Атаназий вдруг застыл в ощущении неотвратимости последствий своих
решений. (Прежний мир беззвучно провалился в какую-то невидимую со
сцены сознания западню.) Даже если бы он находился сейчас на
содержании (в чем его подозревали в связи с романом с госпожой Бир), это
не изменило бы ни на йоту его совершенной на данный момент пропорции
психических данных. Как пушечное ядро, вылетевшее из таинственной
бездны бытия, он летел, чтобы грохнуться о край своей жизни и разлететься
на куски с той же самой бессмысленностью, с которой и все остальное
спешит к своему концу. А кой-какие деньжата и у него, помощника
адвоката, все же водились.
«О, если бы все происходящее я мог представить в виде
функциональных, а не причинных связей», — подумал он с завистью к
какому-то неизвестному и даже невообразимому господину, который,
можно допустить, все именно так и делал. «Ничего не разделять на пошлые
комплексы причин и следствий, не искать крошечных целесообразностей, а
чувствовать наплывающие волны блаженства и страдания в запутанных
переплетениях Бытия как целого, в бесконечном сопряжении всего со всем,
граничащим с Небытием, с Абсолютным Ничто. Словом, психология
амебы...» К счастью, мелкие заботы, связанные с выходом из дома,
прервали эти мысли, а вернее недомыслия. «Так Бог переживает
Космос», — еще с трудом, но уже совершенно неискренне «домыслил» он.
Состоявшийся только что телефонный разговор словно пролетел где-то
рядом в виде стучащих друг о друга металлических бляшек с терпким
привкусом неизбежности совпадения событий. «Я должен изменить ей
сегодня же, иначе она тоже не будет счастлива — последний день, —
завтра я уже буду не в силах сделать это». Он приклеил эти слова к
текущему моменту, налепил, как марку на конверт с вложенным в него
пасквилем.
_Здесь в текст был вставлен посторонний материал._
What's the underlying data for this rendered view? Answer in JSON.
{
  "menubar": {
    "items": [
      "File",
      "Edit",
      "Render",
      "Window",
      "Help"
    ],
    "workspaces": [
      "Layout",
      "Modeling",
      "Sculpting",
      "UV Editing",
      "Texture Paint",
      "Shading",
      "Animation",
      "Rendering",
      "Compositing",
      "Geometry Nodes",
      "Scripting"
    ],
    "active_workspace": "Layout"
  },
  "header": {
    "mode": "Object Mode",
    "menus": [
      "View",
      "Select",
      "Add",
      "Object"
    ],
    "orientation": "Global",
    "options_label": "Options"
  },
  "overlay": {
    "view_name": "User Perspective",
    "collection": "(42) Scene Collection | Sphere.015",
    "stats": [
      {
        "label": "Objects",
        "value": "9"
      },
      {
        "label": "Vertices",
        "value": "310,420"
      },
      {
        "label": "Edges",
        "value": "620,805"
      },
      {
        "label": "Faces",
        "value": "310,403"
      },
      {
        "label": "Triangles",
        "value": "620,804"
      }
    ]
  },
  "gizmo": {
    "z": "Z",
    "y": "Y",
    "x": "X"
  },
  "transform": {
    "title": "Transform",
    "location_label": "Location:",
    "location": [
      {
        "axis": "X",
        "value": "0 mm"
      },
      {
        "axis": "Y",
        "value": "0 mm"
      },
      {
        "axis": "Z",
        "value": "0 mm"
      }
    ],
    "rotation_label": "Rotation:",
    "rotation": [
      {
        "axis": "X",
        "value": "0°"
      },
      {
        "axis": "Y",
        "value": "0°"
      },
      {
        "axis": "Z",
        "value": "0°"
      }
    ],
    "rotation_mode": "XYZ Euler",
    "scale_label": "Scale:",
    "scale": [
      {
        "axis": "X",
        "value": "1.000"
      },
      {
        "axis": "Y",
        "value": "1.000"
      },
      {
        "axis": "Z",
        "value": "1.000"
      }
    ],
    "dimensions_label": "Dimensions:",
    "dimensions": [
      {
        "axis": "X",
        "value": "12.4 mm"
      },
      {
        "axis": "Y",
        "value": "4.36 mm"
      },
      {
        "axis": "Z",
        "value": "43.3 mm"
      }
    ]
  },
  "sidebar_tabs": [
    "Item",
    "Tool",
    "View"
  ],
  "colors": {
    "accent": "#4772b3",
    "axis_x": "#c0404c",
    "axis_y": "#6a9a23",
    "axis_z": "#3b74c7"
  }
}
Больше ничего не приходило ему в голову, и страшное чувство
большой беспричинной любви к Зосе Ослабендзкой, его невесте, снова
навалилось на него невыносимой тяжестью. Он чувствовал, что нет больше
сил для выполнения замысла, а не поддающийся анализу грозный вал еще
более сильного чувства вздымался перед ним, вырастая до непостижимых
размеров. Как еще можно перескочить через это непреодолимое
препятствие? Как можно так беспричинно, так безоговорочно, даже без
веры в эту любовь т а к л ю б и т ь — и м е н н о т а к? Даже сам Струг не
смог бы описать это.
Он понимал, что возвращение к одной из прежних любовниц ничего не
даст: какая-то пыль по сравнению с ужасными железными гирями,
которыми из последних сил он все еще жонглировал, улыбаясь
наблюдателю в себе, заменявшему ему в такие моменты публику.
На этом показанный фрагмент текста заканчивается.